Le maximum fait par le passé a été d’intervenir aux frontières. L’intervention de l’OTAN a été sollicitée en tant que telle dans la guerre civile yougoslave, mais avec l’accord de l’ONU. C’est une exception, cela ayant été considéré à l’époque comme une menace de par la proximité de l’Italie. L’ancienne République yougoslave, la Slovénie était particulièrement visée par ce que c’était la république la plus riche à l’époque.

C’est en cela que l’on pourrait faire une petite comparaison avec la guerre froide où l’on a l’impression qu’il y avait une chape de plomb qui pesait sur les différents pays avec toute cette crainte de l’enclenchement, du pas de trop ?

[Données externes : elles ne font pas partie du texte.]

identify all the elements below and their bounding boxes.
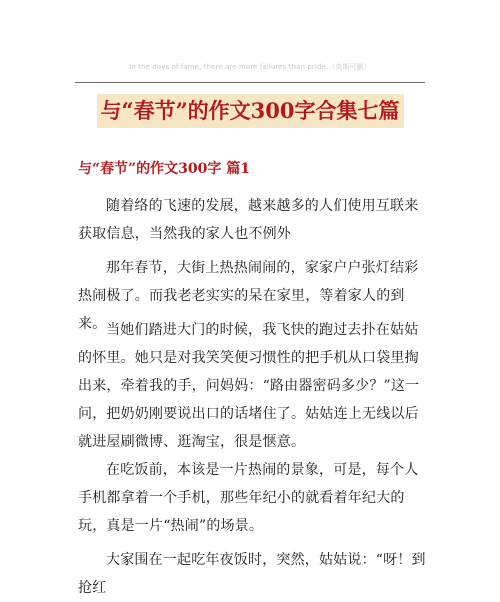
paragraph: 大家围在一起吃年夜饭时，突然，姑姑说：“呀！到抢红 — [78, 552, 426, 596]
document-title — [0, 94, 500, 128]
paragraph: 随着络的飞速的发展，越来越多的人们使用互联来获取信息，当然我的家人也不例外 — [78, 198, 419, 242]
header-divider — [75, 82, 425, 83]
section-heading: 与“春节”的作文300字 篇1 — [78, 161, 250, 177]
header-note: In the days of fame, there are more failures than pride.（奕斯可删） — [129, 63, 371, 71]
paragraph: 在吃饭前，本该是一片热闹的景象，可是，每个人手机都拿着一个手机，那些年纪小的就看着年纪大的玩，真是一片“热闹”的场景。 — [78, 462, 419, 534]
paragraph: 当她们踏进大门的时候，我飞快的跑过去扑在姑姑的怀里。她只是对我笑笑便习惯性的把手机从口袋里掏出来，牵着我的手，问妈妈：“路由器密码多少？”这一问，把奶奶刚要说出口的话堵住了。姑姑连上无线以后就进屋刷微博、逛淘宝，很是惬意。 — [78, 322, 420, 450]
document-title-text: 与“春节”的作文300字合集七篇 — [97, 94, 404, 128]
paragraph: 那年春节，大街上热热闹闹的，家家户户张灯结彩热闹极了。而我老老实实的呆在家里，等着家人的到来。 — [78, 260, 419, 332]
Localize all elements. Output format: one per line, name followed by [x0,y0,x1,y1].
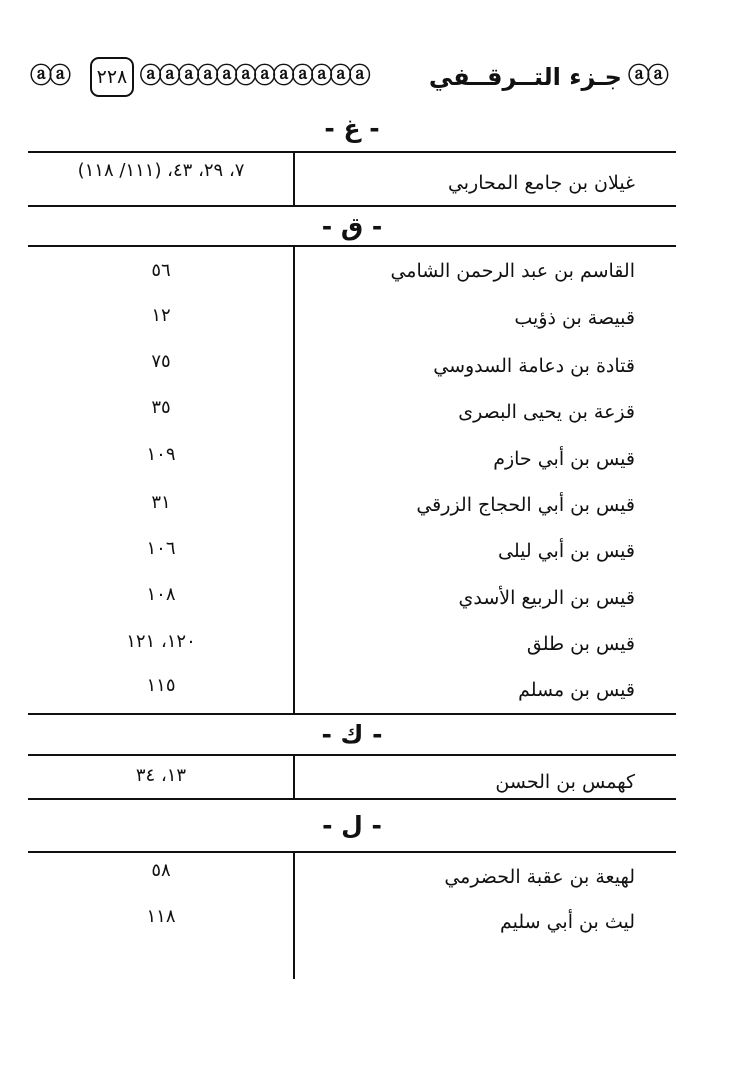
index-name: ليث بن أبي سليم [499,911,635,933]
index-pages: ١٠٨ [146,584,176,605]
book-title: جـزء التــرقــفي [428,63,622,91]
index-name: غيلان بن جامع المحاربي [447,172,635,194]
index-name: القاسم بن عبد الرحمن الشامي [390,260,635,282]
ornament-right: ⓐⓐ [627,64,666,89]
index-name: قيس بن أبي حازم [493,448,635,470]
index-pages: ٣٥ [151,397,171,418]
index-name: قزعة بن يحيى البصرى [458,401,635,423]
column-divider [293,852,295,979]
divider [28,851,676,853]
section-letter-lam: - ل - [322,811,382,840]
index-name: قيس بن الربيع الأسدي [458,587,635,609]
page-number: ٢٢٨ [90,57,133,97]
section-letter-ghain: - غ - [324,114,380,143]
index-pages: ١٠٦ [146,538,176,559]
index-name: قيس بن مسلم [518,679,635,701]
index-pages: ١٠٩ [146,444,176,465]
index-pages: ١٢٠، ١٢١ [126,631,196,652]
divider [28,205,676,207]
index-pages: ١٣، ٣٤ [135,765,187,786]
index-name: قيس بن أبي ليلى [498,540,635,562]
section-letter-qaf: - ق - [321,212,383,241]
column-divider [293,246,295,713]
divider [28,151,676,153]
divider [28,754,676,756]
index-name: قبيصة بن ذؤيب [514,307,635,329]
column-divider [293,152,295,205]
divider [28,245,676,247]
index-name: قيس بن طلق [526,633,635,655]
page-header [30,54,678,100]
index-pages: ١٢ [151,305,171,326]
index-name: لهيعة بن عقبة الحضرمي [444,866,635,888]
index-pages: ٣١ [151,492,171,513]
index-name: كهمس بن الحسن [495,771,635,793]
column-divider [293,755,295,798]
divider [28,713,676,715]
ornament-middle: ⓐⓐⓐⓐⓐⓐⓐⓐⓐⓐⓐⓐ [139,64,368,89]
index-pages: ٧٥ [151,351,171,372]
divider [28,798,676,800]
index-pages: ٧، ٢٩، ٤٣، (١١١/ ١١٨) [77,160,245,181]
index-pages: ٥٦ [151,260,171,281]
index-name: قيس بن أبي الحجاج الزرقي [416,494,635,516]
section-letter-kaf: - ك - [321,720,383,749]
index-pages: ٥٨ [151,860,171,881]
index-pages: ١١٥ [146,675,176,696]
index-name: قتادة بن دعامة السدوسي [433,355,635,377]
ornament-left: ⓐⓐ [30,64,69,89]
index-pages: ١١٨ [146,906,176,927]
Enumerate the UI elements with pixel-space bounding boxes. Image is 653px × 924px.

Oui, la dissuasion nucléaire existe toujours également, mais malgré cela, il y a une guerre. Donc les autres formes comme la guerre hybride sont là et elles sont utilisées peu ou prou. Nous verrons comment cela va évoluer, mais tout le monde se prépare. Et les pays neutres le sont de moins en moins, ils se préparent aussi. La Suisse s’arme davantage. L’armée suisse, à côté de l’armée belge, c’est autre chose !

Pour les pacifistes et les amoureux de la paix, c’est quand même une déconfiture terrible.

Non. Moi, je suis pacifiste, je suis pour la paix, mais j’ai toujours considéré qu’il n’y avait qu’une façon de préserver la paix : avoir une défense armée. Comme je l’ai dit en 2015, Jan Palach qui se mettait torse nu devant les chars soviétiques « Vous ne passerez pas », eh bien ils sont passés… Cette espèce d’amour romantique pour la résistance passive, cela ne marche pas, malheureusement. J’aimerais bien une défense sans armée, mais non. L’armée, c’est comme les pompiers, les policiers. S’il n’y avait pas d’incendies, nous n’aurions pas besoin de pompiers ; s’il n’y avait pas de crimes, nous n’aurions pas besoin de policiers ; s’il n’y avait pas de maladies, nous n’aurions pas besoin du secteur médical ; s’il n’y avait pas de guerres, s’il n’y avait pas de tentatives de s’accaparer ce que les autres ont, nous n’aurions pas besoin de nous défendre non plus. Et je crois que, malheureusement, l’actualité prouve que nous avons besoin d’une défense armée.